Results: Similar numbers of patients were admitted during the two periods: 409 and 413. However, there was an increase of 77.5% in patients older than 70 years: 80 versus 142. Statistically significant differences were observed in the Charlson Comorbidity Index, the admission Glasgow Coma Scale (GCS) score, length of stay, and re-admissions. Comorbidity and admission GCS scores were particularly worse in the second period. Nevertheless, the mean length of stay was lower in that period but showed more hospital readmissions. After multivariate analysis, it was observed that re-admissions were associated with comorbidity, but not with early hospital discharge. No differences were found in performance status or mortality.
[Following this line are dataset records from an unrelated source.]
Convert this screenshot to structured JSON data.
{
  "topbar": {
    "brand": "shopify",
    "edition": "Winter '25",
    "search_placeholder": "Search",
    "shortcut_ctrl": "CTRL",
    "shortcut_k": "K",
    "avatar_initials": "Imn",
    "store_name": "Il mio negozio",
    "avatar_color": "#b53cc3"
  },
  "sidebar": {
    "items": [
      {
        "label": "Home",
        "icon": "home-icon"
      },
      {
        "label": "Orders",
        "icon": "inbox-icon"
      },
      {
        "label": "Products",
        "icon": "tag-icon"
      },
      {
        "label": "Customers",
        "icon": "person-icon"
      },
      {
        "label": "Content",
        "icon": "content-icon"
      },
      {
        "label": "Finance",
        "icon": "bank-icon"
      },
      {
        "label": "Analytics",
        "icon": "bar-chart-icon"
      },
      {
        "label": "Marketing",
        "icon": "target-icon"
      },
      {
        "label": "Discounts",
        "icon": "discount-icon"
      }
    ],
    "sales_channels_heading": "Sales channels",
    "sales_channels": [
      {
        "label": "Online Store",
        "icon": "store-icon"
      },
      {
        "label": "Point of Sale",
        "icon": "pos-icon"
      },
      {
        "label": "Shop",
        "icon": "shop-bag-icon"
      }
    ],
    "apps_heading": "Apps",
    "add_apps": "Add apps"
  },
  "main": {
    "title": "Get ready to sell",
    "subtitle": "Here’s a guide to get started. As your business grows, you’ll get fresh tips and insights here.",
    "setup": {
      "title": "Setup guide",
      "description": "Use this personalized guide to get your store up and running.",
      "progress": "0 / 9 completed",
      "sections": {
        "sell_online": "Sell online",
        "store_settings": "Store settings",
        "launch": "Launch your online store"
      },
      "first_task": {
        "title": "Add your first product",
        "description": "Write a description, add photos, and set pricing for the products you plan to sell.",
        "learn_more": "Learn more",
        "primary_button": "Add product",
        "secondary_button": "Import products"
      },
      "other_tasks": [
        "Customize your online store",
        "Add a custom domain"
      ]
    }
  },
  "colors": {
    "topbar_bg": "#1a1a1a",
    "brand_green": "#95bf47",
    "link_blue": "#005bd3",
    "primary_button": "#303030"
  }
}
A very considerable increase in the percentage of patients older than 70 years old was found. There were no differences in performance status or mortality, which was probably due to the multidisciplinary management of these patients. The results of this study support the development of an interdisciplinary work group dedicated to Geriatric Neurosurgery 9)
A study outlines the demographics and outcomes of the elderly admitted to the neurosurgery department of Queen Elizabeth Hospital in Hong Kong. The pattern variation across the 10 years showed that there was an increasing demand for geriatric neurosurgical care. Nowadays, there was about one octogenarian in every eight neurosurgery patients. Their causes of admission were mostly trauma-related and nearly one-fifth of them required neurosurgical interventions. However, functional and performance status should be considered together with calendar age in surgical decision-making and patient counseling 10).
Trends
The trend of geriatric neurosurgery is increasing in developing countries. The most common reason for admission to the neurosurgical ward was TBI. The length of stay was longer in the surgical intervention group compared with the conservative group. Special care must be taken when dealing with geriatric neurosurgical cases and with a more holistic approach 11).
Journals
Journal of Korean Society of Geriatric Neurosurgery
Case reports
A 92-year-old right-handed female with history of hypertension and basal cell skin cancer presented with a 1-month history of progressive aphasia and was found to have a ring-enhancing left frontoparietal mass abutting the rolandic cortex concerning for malignant neoplasm. Frailty scoring with the recalibrated risk analysis index (RAI-C) tool revealed a score of 30 (of 81) indicating low surgical risk. The patient and family were counseled appropriately that, despite advanced chronological age, a low frailty score predicts favorable surgical outcomes. The patient underwent left-sided AC for resection of tumor and experienced immediate improvement of speech intraoperatively. After surgery, the patient was neurologically intact and had an unremarkable postoperative course with significant improvements from preoperatively baseline at follow-up.
This case represents the oldest patient to undergo successful AC for brain tumor resection. Nonfrail patients over 90 years of age with the proper indications may tolerate cranial surgery. Frailty scoring is a powerful tool for preoperative risk assessment in the geriatric neurosurgery population 12).